Analisis Epistimologis Merneesi tentang penyebab ketidakadilan gender
Dalam karya tulis Daisy Hilse Dwyer yang berjudul " Women, Sufism, and Decision Making in Moroccan Islam in Women in the Muslim World,"Â ada tiga persoalan yang menyebabkan ketidakadilan gender, sehingga perempuan tertindas.Â
Pertama, perempuan menjadi penanggung jawab utama dengan tegaknya Islam di Rumah atau bisa disebut dengan domestifikasi peran perempuan. Hal itu memuarakan pendidikan perempuan sebatas bekal untuk pembinaan keluarga.
Kedua, dominasi laki-laki terhadap penafsiran teks-teks keagamaan yang mengakibatkan teks keagamaan tersebut menjadi diskriminatif terhadap perempuan. Pandangan Merneesi terhadap tafsir kitab suci al-Qur'an maupun Hadis yang etnosentris melahirkan dogma yang melegitimasi kesuperioran laki-laki terhadap perempuan.

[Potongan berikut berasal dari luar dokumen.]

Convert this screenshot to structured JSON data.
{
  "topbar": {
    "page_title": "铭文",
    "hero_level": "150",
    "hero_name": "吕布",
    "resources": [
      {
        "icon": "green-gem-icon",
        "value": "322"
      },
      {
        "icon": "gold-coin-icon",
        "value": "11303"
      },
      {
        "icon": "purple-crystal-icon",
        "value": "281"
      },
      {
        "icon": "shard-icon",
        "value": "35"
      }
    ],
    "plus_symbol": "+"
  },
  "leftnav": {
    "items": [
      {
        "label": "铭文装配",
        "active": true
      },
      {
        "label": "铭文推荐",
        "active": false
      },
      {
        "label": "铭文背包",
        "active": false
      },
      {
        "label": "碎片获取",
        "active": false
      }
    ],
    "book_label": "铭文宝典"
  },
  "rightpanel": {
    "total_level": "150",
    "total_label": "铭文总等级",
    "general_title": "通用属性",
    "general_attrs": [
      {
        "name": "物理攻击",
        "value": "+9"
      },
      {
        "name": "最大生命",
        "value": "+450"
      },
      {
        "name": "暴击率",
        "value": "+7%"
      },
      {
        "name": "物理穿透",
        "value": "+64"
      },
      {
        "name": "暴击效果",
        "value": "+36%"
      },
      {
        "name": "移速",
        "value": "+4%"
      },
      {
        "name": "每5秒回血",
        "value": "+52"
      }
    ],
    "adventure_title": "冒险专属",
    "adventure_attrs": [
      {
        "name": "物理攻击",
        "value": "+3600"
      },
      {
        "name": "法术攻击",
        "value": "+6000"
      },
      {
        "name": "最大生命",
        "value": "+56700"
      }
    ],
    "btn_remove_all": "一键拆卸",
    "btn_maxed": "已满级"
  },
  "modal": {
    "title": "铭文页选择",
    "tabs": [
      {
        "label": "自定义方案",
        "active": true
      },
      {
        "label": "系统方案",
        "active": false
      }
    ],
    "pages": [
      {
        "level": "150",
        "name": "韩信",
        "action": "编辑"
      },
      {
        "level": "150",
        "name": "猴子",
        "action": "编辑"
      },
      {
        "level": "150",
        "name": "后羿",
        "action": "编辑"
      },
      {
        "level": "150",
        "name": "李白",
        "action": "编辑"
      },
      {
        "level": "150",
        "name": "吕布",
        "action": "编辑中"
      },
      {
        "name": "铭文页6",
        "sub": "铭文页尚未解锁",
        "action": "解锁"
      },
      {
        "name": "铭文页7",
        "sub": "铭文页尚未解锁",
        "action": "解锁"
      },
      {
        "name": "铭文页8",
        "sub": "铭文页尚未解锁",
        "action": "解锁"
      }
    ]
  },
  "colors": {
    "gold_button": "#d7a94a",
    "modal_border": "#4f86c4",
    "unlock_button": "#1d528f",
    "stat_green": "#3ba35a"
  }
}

Adanya hal tersebut mengakibatkan ketimpangan gender antara perempuan dan laki-laki.
Ketiga, legitimasi teologi yang diciptakan laki-laki, sehingga laki-laki mempunyai ruang yang lebih besar untuk memegang otoritasnya. Sehingga perempuan lebih terpinggirkan terutama dalam hal otoritas politik. Pandangan Marnisi mengacu fenomena politik yang ada di Maroko pada tahun 1977, saat pemilihan wakil rakyat Maroko. Pada saat itu delapan calon perempuan tidak memperoleh suara yang signifikan dari 6,5 juta pemilih. Kuatnya pandanagan teologi patrialkal menyebabkan keengganan memilih perempuan dipentas politik.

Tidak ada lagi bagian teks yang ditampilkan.